Opinião

Não é só o povo que está revoltado com a Justiça

Redação DM

Publicado em 10 de novembro de 2016 às 01:50 | Atualizado há 9 anos

Tenho me batido contra os desmandos do Judiciário, que está a um focinho de ganhar a corrida do descrédito com o Legislativo. Isto, porque, a par de não confiarmos no pessoal de toga dos órgãos colegiados, agora os próprios juízes e desembargadores estão sentindo na carne a parcialidade principalmente de um órgão que supostamente foi criado para ajudar o Judiciário a ser independente, através de um controle externo, mas está sendo utilizado exatamente para fazer o contrário: usar a política para expelir dos quadros da magistratura aqueles que têm coragem de decidir contra os interesses dos políticos e poderosos.

Em artigos anteriores, já falei no “SNI do Judiciário”, o Conselho Nacional de Justiça, que de repente transformou-se em monstro, mas não há quem reconheça isto, como o General Golbery do Couto e Silva teve a humildade de dizer que tinha  criado um monstro, referindo-se àquele órgão de informações e contrainformação.

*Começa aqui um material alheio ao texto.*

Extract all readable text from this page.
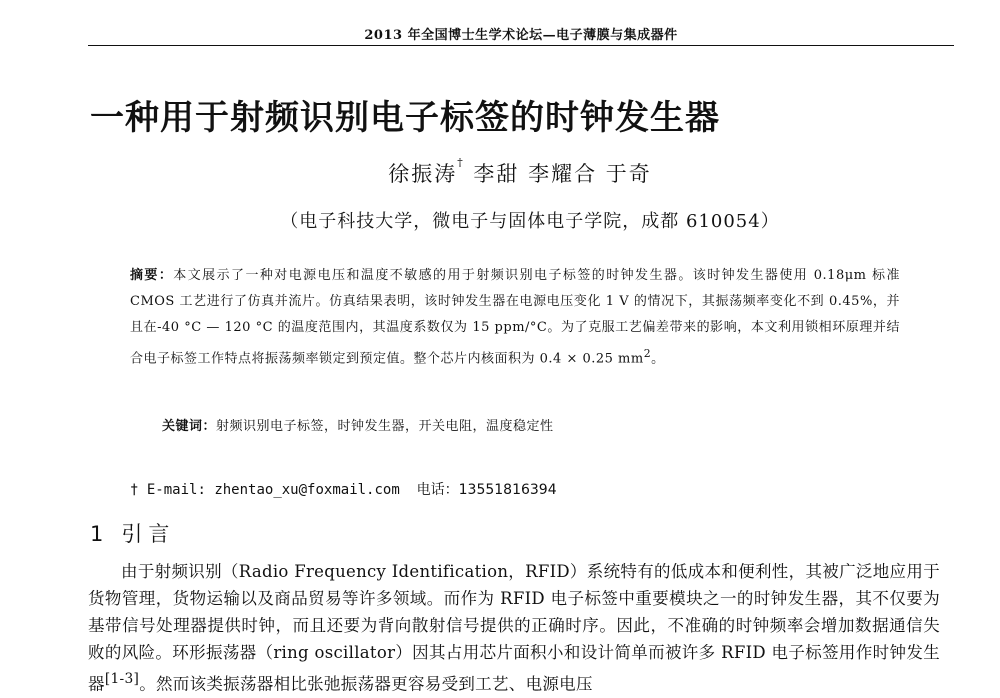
2013 年全国博士生学术论坛—电子薄膜与集成器件
一种用于射频识别电子标签的时钟发生器
徐振涛† 李甜 李耀合 于奇
（电子科技大学，微电子与固体电子学院，成都 610054）
摘要：本文展示了一种对电源电压和温度不敏感的用于射频识别电子标签的时钟发生器。该时钟发生器使用 0.18μm 标准 CMOS 工艺进行了仿真并流片。仿真结果表明，该时钟发生器在电源电压变化 1 V 的情况下，其振荡频率变化不到 0.45%，并且在-40 °C — 120 °C 的温度范围内，其温度系数仅为 15 ppm/°C。为了克服工艺偏差带来的影响，本文利用锁相环原理并结合电子标签工作特点将振荡频率锁定到预定值。整个芯片内核面积为 0.4 × 0.25 $mm^2$。
关键词：射频识别电子标签，时钟发生器，开关电阻，温度稳定性
† E-mail: zhentao_xu@foxmail.com 电话：13551816394
1 引言

由于射频识别（Radio Frequency Identification，RFID）系统特有的低成本和便利性，其被广泛地应用于货物管理，货物运输以及商品贸易等许多领域。而作为 RFID 电子标签中重要模块之一的时钟发生器，其不仅要为基带信号处理器提供时钟，而且还要为背向散射信号提供的正确时序。因此，不准确的时钟频率会增加数据通信失败的风险。环形振荡器（ring oscillator）因其占用芯片面积小和设计简单而被许多 RFID 电子标签用作时钟发生器[1-3]。然而该类振荡器相比张弛振荡器更容易受到工艺、电源电压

O crescente número de magistrados independentes que foram guilhotinados pelo CNJ assusta, a ponto de termos criado no WhatsApp um grupo chamado “Juízes em luta”, que a cada todo dia cresce, cada um com sua história de motim contra os desmandos dos grandes empresários, dos políticos e até de membros do Ministério Público, sequiosos para aparecerem na mídia e, de quebra, livrarem-se daqueles que lhes são a “pedra no sapato”.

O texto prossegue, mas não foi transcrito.